1 of 1 people found this helpful
Patch Manager packages run under the SYSTEM context so any changes to HKEY_Current_User will affect the SYSTEM profile and not any other users. There is no simple way to modify specific user registry values within a package. The only way I would see this working is if you wrote a script that iterates through all the existing user hives and makes the changes but if a new user logged in after the fact the changes would not be present. If you can add the certs to the machine and have it work for all users that would be preferable. If that isn't an option then I would use Group Policy Preferences to set the required registry keys at a user level.
A script to add to the existing user hives would be fine, although I am not entirely sure how to do that, but that's a starting point.
There isn't a concern about a new user logging in, these are single user laptops.
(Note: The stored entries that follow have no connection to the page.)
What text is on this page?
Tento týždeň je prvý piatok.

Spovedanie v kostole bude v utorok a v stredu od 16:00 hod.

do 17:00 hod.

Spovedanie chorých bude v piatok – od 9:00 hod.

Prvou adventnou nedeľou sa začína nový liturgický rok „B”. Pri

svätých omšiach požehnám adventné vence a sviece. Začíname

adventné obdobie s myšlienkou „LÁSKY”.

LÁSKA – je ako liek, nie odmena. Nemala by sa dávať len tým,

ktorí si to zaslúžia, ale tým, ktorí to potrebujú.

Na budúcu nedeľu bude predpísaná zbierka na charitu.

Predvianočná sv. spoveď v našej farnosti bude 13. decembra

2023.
It just needs to be installed for the current profile.
Group policy preferences are, unfortunately, not an option for a significant segment of our users who do not log into the domain, or if they do, they do not have DNS registration enabled and so the remote registry fails. I have been tasked to apply this uniformly to all users regardless of their connection.
So you think the issue is that I am trying to write to HKCU, and if I run a regedit in a package to install to the user hives directly that would work?
I made an MSI file to copy my REG files over to the workstation, then had package boot execute the one for HKLM to set up the second to run as Active Setup under the user's context. It worked flawlessly. It was definitely the fact that the package was trying to write to the HKCU hive that was the issue.